A study conducted by Marc Teichmann and Carole Azuar at the Brain and Spine Institute in Paris (France) and at the Pitié-Salpêtrière Hospital shows a particularly marked impairment of moral emotions in patients with frontotemporal dementia (FTD). The results, published in the Journal of Alzheimer’s Disease, open a new approach for early, sensitive and specific diagnosis of FTD.
Frontotemporal dementia is a cognitive and behavioral disease caused by degenerative alteration of anterior regions of the brain. The disease is characterized by behavioral disorders such as a progressive apathy, loss of interest, social withdrawal, loss of inhibition and the processing of emotions.
We have known for a long time that these patients demonstrate impairment of emotion recognition and of theory of mind i.e. the ability to figure out the mental states of others: what they think, what they feel, what they like… But does this emotional blunting also affect a specific kind of emotions called moral emotions, which are crucial for human interactions? ” asks Marc Teichmann, coordinator of the study.
Moral emotions can be defined as « affective experiences promoting cooperation and group cohesion ” including emotions such as admiration, shame or pity. They are distinct from other emotions in that they are strongly linked to the cultural context, moral rules and innate moral representations.

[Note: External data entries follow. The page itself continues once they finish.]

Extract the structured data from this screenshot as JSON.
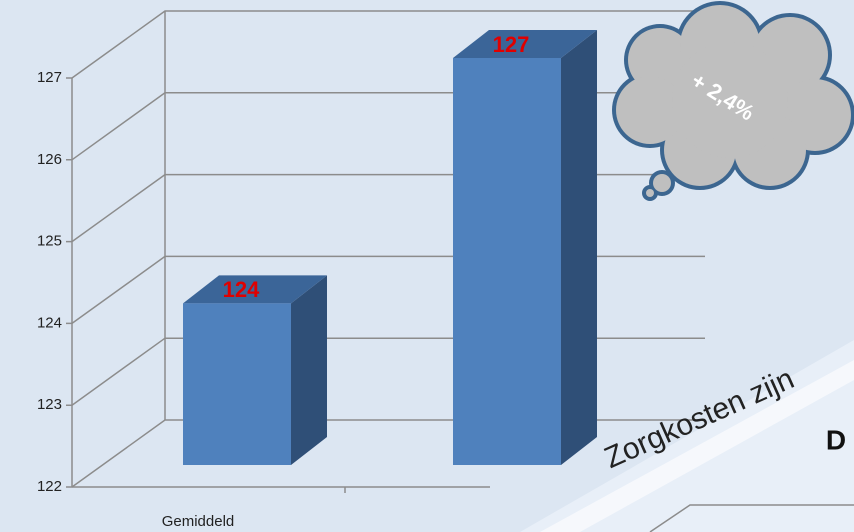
{
  "chart_data": {
    "type": "bar",
    "categories": [
      "Gemiddeld",
      null
    ],
    "values": [
      124,
      127
    ],
    "color": "#4f81bd",
    "value_label_color": "#e00000",
    "ylim": [
      122,
      127
    ],
    "yticks": [
      122,
      123,
      124,
      125,
      126,
      127
    ],
    "grid": true,
    "annotations": [
      "+ 2,4%",
      "Zorgkosten zijn",
      "D"
    ]
  }
}
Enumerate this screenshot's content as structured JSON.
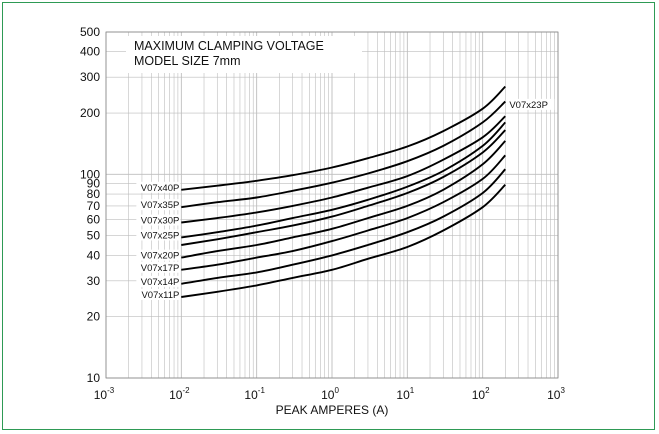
{
  "chart_data": {
    "type": "line",
    "title": "MAXIMUM CLAMPING VOLTAGE",
    "subtitle": "MODEL SIZE 7mm",
    "xlabel": "PEAK AMPERES (A)",
    "ylabel": "",
    "x_scale": "log",
    "y_scale": "log",
    "xlim": [
      0.001,
      1000
    ],
    "ylim": [
      10,
      500
    ],
    "x_ticks": [
      {
        "base": "10",
        "exp": "-3",
        "value": 0.001
      },
      {
        "base": "10",
        "exp": "-2",
        "value": 0.01
      },
      {
        "base": "10",
        "exp": "-1",
        "value": 0.1
      },
      {
        "base": "10",
        "exp": "0",
        "value": 1
      },
      {
        "base": "10",
        "exp": "1",
        "value": 10
      },
      {
        "base": "10",
        "exp": "2",
        "value": 100
      },
      {
        "base": "10",
        "exp": "3",
        "value": 1000
      }
    ],
    "y_ticks": [
      {
        "label": "10",
        "value": 10
      },
      {
        "label": "20",
        "value": 20
      },
      {
        "label": "30",
        "value": 30
      },
      {
        "label": "40",
        "value": 40
      },
      {
        "label": "50",
        "value": 50
      },
      {
        "label": "60",
        "value": 60
      },
      {
        "label": "70",
        "value": 70
      },
      {
        "label": "80",
        "value": 80
      },
      {
        "label": "90",
        "value": 90
      },
      {
        "label": "100",
        "value": 100
      },
      {
        "label": "200",
        "value": 200
      },
      {
        "label": "300",
        "value": 300
      },
      {
        "label": "400",
        "value": 400
      },
      {
        "label": "500",
        "value": 500
      }
    ],
    "grid": true,
    "series": [
      {
        "name": "V07x40P",
        "label_side": "left",
        "x": [
          0.01,
          0.03,
          0.1,
          0.3,
          1,
          3,
          10,
          30,
          100,
          200
        ],
        "y": [
          84,
          88,
          93,
          99,
          108,
          120,
          137,
          163,
          210,
          270
        ]
      },
      {
        "name": "V07x35P",
        "label_side": "left",
        "x": [
          0.01,
          0.03,
          0.1,
          0.3,
          1,
          3,
          10,
          30,
          100,
          200
        ],
        "y": [
          69,
          73,
          77,
          83,
          91,
          101,
          116,
          138,
          180,
          228
        ]
      },
      {
        "name": "V07x30P",
        "label_side": "left",
        "x": [
          0.01,
          0.03,
          0.1,
          0.3,
          1,
          3,
          10,
          30,
          100,
          200
        ],
        "y": [
          58,
          61,
          65,
          70,
          77,
          86,
          98,
          118,
          152,
          193
        ]
      },
      {
        "name": "V07x25P",
        "label_side": "left",
        "x": [
          0.01,
          0.03,
          0.1,
          0.3,
          1,
          3,
          10,
          30,
          100,
          200
        ],
        "y": [
          49,
          52,
          56,
          61,
          67,
          75,
          87,
          104,
          138,
          180
        ]
      },
      {
        "name": "V07x23P",
        "label_side": "right",
        "x": [
          0.01,
          0.03,
          0.1,
          0.3,
          1,
          3,
          10,
          30,
          100,
          200
        ],
        "y": [
          45,
          48,
          52,
          56,
          62,
          70,
          81,
          97,
          128,
          165
        ]
      },
      {
        "name": "V07x20P",
        "label_side": "left",
        "x": [
          0.01,
          0.03,
          0.1,
          0.3,
          1,
          3,
          10,
          30,
          100,
          200
        ],
        "y": [
          39,
          42,
          45,
          49,
          54,
          61,
          70,
          84,
          112,
          146
        ]
      },
      {
        "name": "V07x17P",
        "label_side": "left",
        "x": [
          0.01,
          0.03,
          0.1,
          0.3,
          1,
          3,
          10,
          30,
          100,
          200
        ],
        "y": [
          34,
          36,
          39,
          42,
          47,
          53,
          61,
          73,
          95,
          124
        ]
      },
      {
        "name": "V07x14P",
        "label_side": "left",
        "x": [
          0.01,
          0.03,
          0.1,
          0.3,
          1,
          3,
          10,
          30,
          100,
          200
        ],
        "y": [
          29,
          31,
          33,
          36,
          40,
          45,
          52,
          62,
          81,
          106
        ]
      },
      {
        "name": "V07x11P",
        "label_side": "left",
        "x": [
          0.01,
          0.03,
          0.1,
          0.3,
          1,
          3,
          10,
          30,
          100,
          200
        ],
        "y": [
          25,
          26.5,
          28.5,
          31,
          34,
          38.5,
          44,
          53,
          69,
          89
        ]
      }
    ]
  },
  "colors": {
    "frame": "#2e9a55",
    "grid": "#bdbdbd",
    "curve": "#000000"
  }
}
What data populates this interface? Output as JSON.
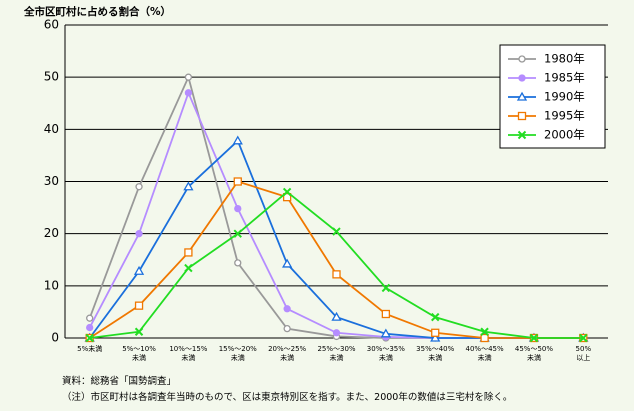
{
  "chart_data": {
    "type": "line",
    "title": "全市区町村に占める割合（%）",
    "categories": [
      "5%未満",
      "5%～10%\n未満",
      "10%～15%\n未満",
      "15%～20%\n未満",
      "20%～25%\n未満",
      "25%～30%\n未満",
      "30%～35%\n未満",
      "35%～40%\n未満",
      "40%～45%\n未満",
      "45%～50%\n未満",
      "50%\n以上"
    ],
    "series": [
      {
        "name": "1980年",
        "color": "#999999",
        "marker": "circle-open",
        "values": [
          3.8,
          29,
          50,
          14.4,
          1.8,
          0.3,
          0,
          0,
          0,
          0,
          0
        ]
      },
      {
        "name": "1985年",
        "color": "#b58cff",
        "marker": "circle-filled",
        "values": [
          2,
          20,
          47,
          24.8,
          5.6,
          1,
          0.2,
          0,
          0,
          0,
          0
        ]
      },
      {
        "name": "1990年",
        "color": "#1a6fdc",
        "marker": "triangle-open",
        "values": [
          0,
          12.8,
          29,
          37.8,
          14.2,
          4,
          0.8,
          0,
          0,
          0,
          0
        ]
      },
      {
        "name": "1995年",
        "color": "#f07800",
        "marker": "square-open",
        "values": [
          0,
          6.2,
          16.4,
          30,
          27,
          12.2,
          4.6,
          1,
          0,
          0,
          0
        ]
      },
      {
        "name": "2000年",
        "color": "#22dd22",
        "marker": "x",
        "values": [
          0,
          1.2,
          13.4,
          20,
          28,
          20.4,
          9.6,
          4,
          1.2,
          0,
          0
        ]
      }
    ],
    "ylim": [
      0,
      60
    ],
    "yticks": [
      0,
      10,
      20,
      30,
      40,
      50,
      60
    ],
    "grid": true,
    "legend": "upper-right",
    "notes": [
      "資料：総務省「国勢調査」",
      "（注）市区町村は各調査年当時のもので、区は東京特別区を指す。また、2000年の数値は三宅村を除く。"
    ]
  }
}
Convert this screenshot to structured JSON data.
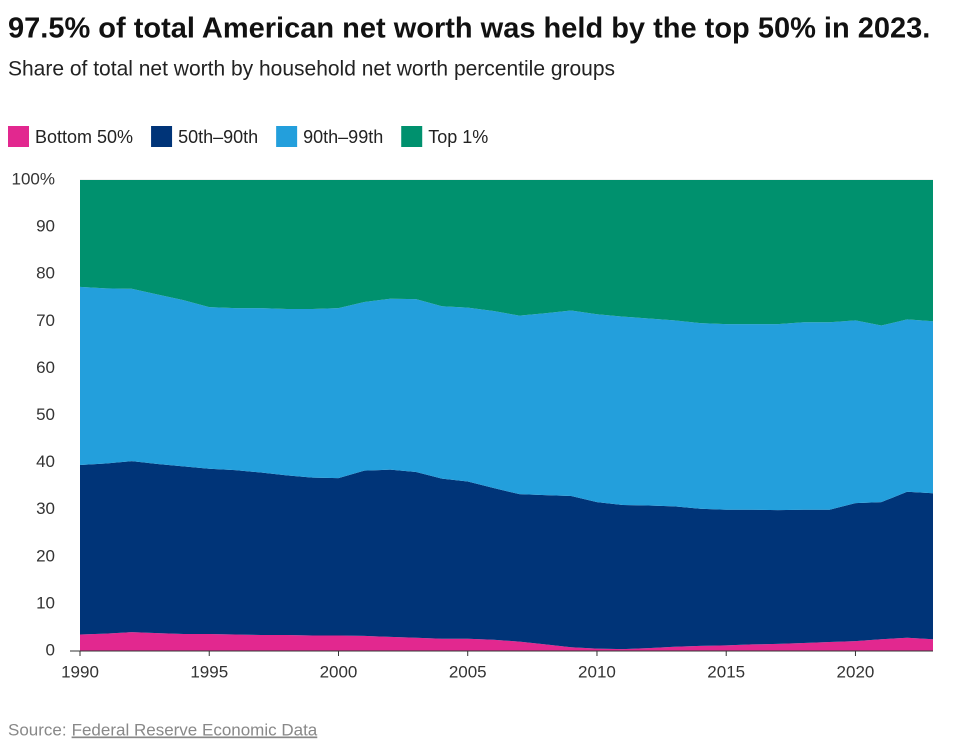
{
  "chart_data": {
    "type": "stacked-area",
    "title": "97.5% of total American net worth was held by the top 50% in 2023.",
    "subtitle": "Share of total net worth by household net worth percentile groups",
    "x": [
      1990,
      1991,
      1992,
      1993,
      1994,
      1995,
      1996,
      1997,
      1998,
      1999,
      2000,
      2001,
      2002,
      2003,
      2004,
      2005,
      2006,
      2007,
      2008,
      2009,
      2010,
      2011,
      2012,
      2013,
      2014,
      2015,
      2016,
      2017,
      2018,
      2019,
      2020,
      2021,
      2022,
      2023
    ],
    "xlim": [
      1990,
      2023
    ],
    "xticks": [
      1990,
      1995,
      2000,
      2005,
      2010,
      2015,
      2020
    ],
    "ylim": [
      0,
      100
    ],
    "yticks": [
      0,
      10,
      20,
      30,
      40,
      50,
      60,
      70,
      80,
      90,
      {
        "value": 100,
        "label": "100%"
      }
    ],
    "grid": true,
    "legend": "top-left",
    "series": [
      {
        "name": "Bottom 50%",
        "color": "#e2288f",
        "values": [
          3.5,
          3.7,
          4.0,
          3.8,
          3.6,
          3.6,
          3.5,
          3.4,
          3.4,
          3.3,
          3.3,
          3.2,
          3.0,
          2.8,
          2.6,
          2.6,
          2.4,
          2.0,
          1.4,
          0.8,
          0.5,
          0.4,
          0.6,
          0.9,
          1.1,
          1.2,
          1.4,
          1.5,
          1.7,
          1.9,
          2.1,
          2.5,
          2.8,
          2.5
        ]
      },
      {
        "name": "50th–90th",
        "color": "#003478",
        "values": [
          36.0,
          36.1,
          36.3,
          35.9,
          35.6,
          35.1,
          34.9,
          34.5,
          33.9,
          33.5,
          33.4,
          35.1,
          35.5,
          35.2,
          34.0,
          33.4,
          32.2,
          31.3,
          31.7,
          32.1,
          31.1,
          30.6,
          30.3,
          29.8,
          29.1,
          28.8,
          28.6,
          28.4,
          28.3,
          28.1,
          29.3,
          29.1,
          31.0,
          31.0
        ]
      },
      {
        "name": "90th–99th",
        "color": "#239fdc",
        "values": [
          37.8,
          37.2,
          36.6,
          36.0,
          35.3,
          34.3,
          34.4,
          34.9,
          35.3,
          35.8,
          36.1,
          35.8,
          36.3,
          36.7,
          36.6,
          36.9,
          37.6,
          37.9,
          38.6,
          39.4,
          39.9,
          40.0,
          39.7,
          39.5,
          39.4,
          39.4,
          39.4,
          39.5,
          39.8,
          39.8,
          38.8,
          37.5,
          36.6,
          36.5
        ]
      },
      {
        "name": "Top 1%",
        "color": "#00916e",
        "values": [
          22.7,
          23.0,
          23.1,
          24.3,
          25.5,
          27.0,
          27.2,
          27.2,
          27.4,
          27.4,
          27.2,
          25.9,
          25.2,
          25.3,
          26.8,
          27.1,
          27.8,
          28.8,
          28.3,
          27.7,
          28.5,
          29.0,
          29.4,
          29.8,
          30.4,
          30.6,
          30.6,
          30.6,
          30.2,
          30.2,
          29.8,
          30.9,
          29.6,
          30.0
        ]
      }
    ]
  },
  "source": {
    "label": "Source:",
    "link": "Federal Reserve Economic Data"
  }
}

In the context of FTD, which are primarily characterized by an impairment of behavior and social interactions, studying these particular set of emotions is a major issue to better understand the disease and to refine diagnostic accuracy.
In the present study, researchers and clinicians from the ICM—Brain and Spine Institute and the Pitié-Salpêtrière Hospital developed a test to assess moral emotions. It is composed of 42 scenarios for which the subject has to select, out of 4 response possibilities, the feeling s/he has in the scenario situation. La performance des patients FTD (N=22) are compared to the performance of 45 healthy subjects and to 15 patients with Alzheimer’s disease. To evaluate the specificity of the impairment of moral emotions in FTD the researchers contrasted the 42 moral scenarios involving an inter-human context and eliciting moral emotions with scenarios eliciting similar emotions without any mral valence. For example, it is possible to feel admiration for both an altruistic act and the architecture of a building. In both cases, the emotion is identified as admiration but the context is entirely different (moral versus extra-moral).
The results show that moral emotions are much more impaired than emotions without moral valence. In contrast, patients with Alzheimer’s disease had no impairment as compared to healthy subjects and they had similar performance with moral and extra-moral emotions.